Anyone familiar with a wood by this name? I was at a flea market yesterday,where they had a fine set of wood plates similar to the one in the photo, they were produced in the 60s and each had a label on the bottom that said "genuine taverneau, hand made in Haiti" It was a very nice mahogany-like wood. A google search gets lots of hits for finished stuff similar to the photo, mostly claiming "vintage mid-century modern" and "Taverneau is a rare wood from Haiti" I could find no info on taverneau trees or lumber though. I did find one list of native Haitian trees that showed Taverneau associated with the latin name Lysiloma latisiliquum. following that lead, if it is correct, some common names are False Tamarind and Tzalam. Wonder if the name Taverneau has gone out of use since the 60s...?? Wish I had bought the set now, looks like I could have flipped them on etsy or ebay for a nice little profit... any insights?


----------



## phinds (Nov 14, 2019)

I've never heard that common name but you are right about the botanical name leading to T'zalam and the piece you show is consistent with same:
t'zalam


----------



## Mr. Peet (Nov 14, 2019)

barry richardson said:


> Anyone familiar with a wood by this name? I was at a flea market yesterday,where they had a fine set of wood plates similar to the one in the photo, they were produced in the 60s and each had a label on the bottom that said "genuine taverneau, hand made in Haiti" It was a very nice mahogany-like wood. A google search gets lots of hits for finished stuff similar to the photo, mostly claiming "vintage mid-century modern" and "Taverneau is a rare wood from Haiti" I could find no info on taverneau trees or lumber though.
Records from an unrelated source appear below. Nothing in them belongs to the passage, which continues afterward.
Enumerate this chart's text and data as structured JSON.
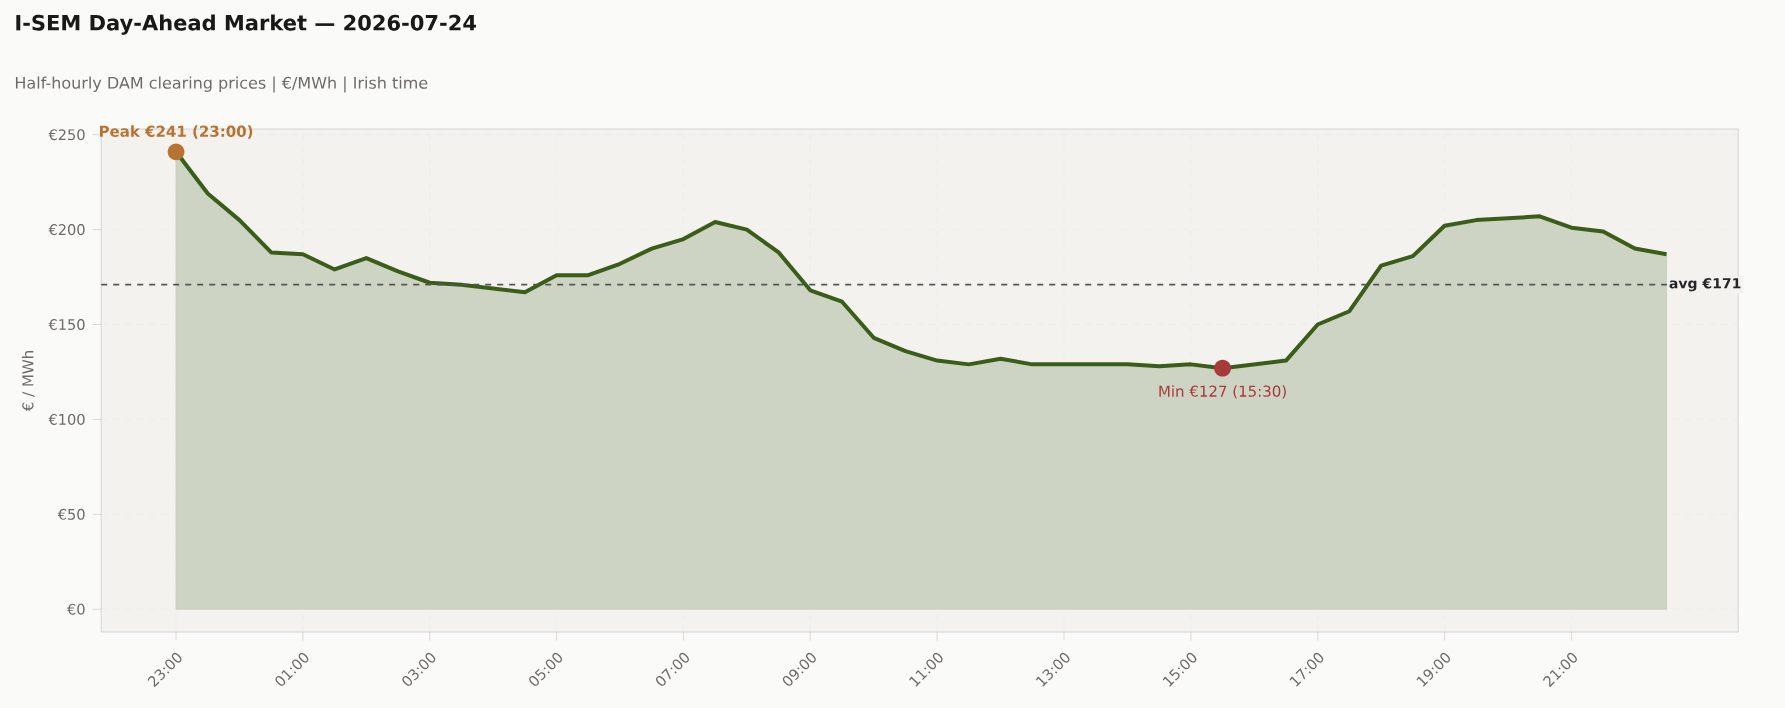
{
  "chart_data": {
    "type": "area",
    "title": "I-SEM Day-Ahead Market — 2026-07-24",
    "subtitle": "Half-hourly DAM clearing prices  |  €/MWh  |  Irish time",
    "ylabel": "€ / MWh",
    "categories": [
      "23:00",
      null,
      null,
      null,
      "01:00",
      null,
      null,
      null,
      "03:00",
      null,
      null,
      null,
      "05:00",
      null,
      null,
      null,
      "07:00",
      null,
      null,
      null,
      "09:00",
      null,
      null,
      null,
      "11:00",
      null,
      null,
      null,
      "13:00",
      null,
      null,
      null,
      "15:00",
      null,
      null,
      null,
      "17:00",
      null,
      null,
      null,
      "19:00",
      null,
      null,
      null,
      "21:00",
      null,
      null,
      null
    ],
    "series": [
      {
        "color": "#3a5e1a",
        "values": [
          241,
          219,
          205,
          188,
          187,
          179,
          185,
          178,
          172,
          171,
          169,
          167,
          176,
          176,
          182,
          190,
          195,
          204,
          200,
          188,
          168,
          162,
          143,
          136,
          131,
          129,
          132,
          129,
          129,
          129,
          129,
          128,
          129,
          127,
          129,
          131,
          150,
          157,
          181,
          186,
          202,
          205,
          206,
          207,
          201,
          199,
          190,
          187
        ]
      }
    ],
    "ylim": [
      -12,
      253
    ],
    "yticks": [
      {
        "value": 0,
        "label": "€0"
      },
      {
        "value": 50,
        "label": "€50"
      },
      {
        "value": 100,
        "label": "€100"
      },
      {
        "value": 150,
        "label": "€150"
      },
      {
        "value": 200,
        "label": "€200"
      },
      {
        "value": 250,
        "label": "€250"
      }
    ],
    "ref_lines": [
      {
        "axis": "y",
        "value": 171,
        "label": "avg €171",
        "color": "#555555",
        "line_style": "dashed"
      }
    ],
    "annotations": [
      {
        "text": "Peak  €241  (23:00)",
        "y": 241
      },
      {
        "text": "Min  €127  (15:30)",
        "y": 127
      }
    ],
    "grid": true
  }
}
I did find one list of native Haitian trees that showed Taverneau associated with the latin name Lysiloma latisiliquum. following that lead, if it is correct, some common names are False Tamarind and Tzalam. Wonder if the name Taverneau has gone out of use since the 60s...?? Wish I had bought the set now, looks like I could have flipped them on etsy or ebay for a nice little profit... any insights?
> 
> View attachment 174087



Yes Barry, your research is correct. Remember, finding any tree of lumber status in Haiti is for the most part "rare".


----------



## barry richardson (Nov 14, 2019)

What I find odd is the name taverneau is not in any wood data bases as a primary or "commonly known as" name for any wood, yet on ebay, etsy, and some other design sites, products made with taverneau wood are abundant....


----------



## phinds (Nov 14, 2019)

Probably it's a local name that never made it to the databases. Unusual but hardly unique.


----------



## Mr. Peet (Nov 14, 2019)

phinds said:


> Probably it's a local name that never made it to the databases. Unusual but hardly unique.



I thought it was a French name. I have seen it several times in just the last few years (8-10).


----------



## phinds (Nov 14, 2019)

Mr. Peet said:


> I thought it was a French name. I have seen it several times in just the last few years (8-10).


Haitii was a French colony.


----------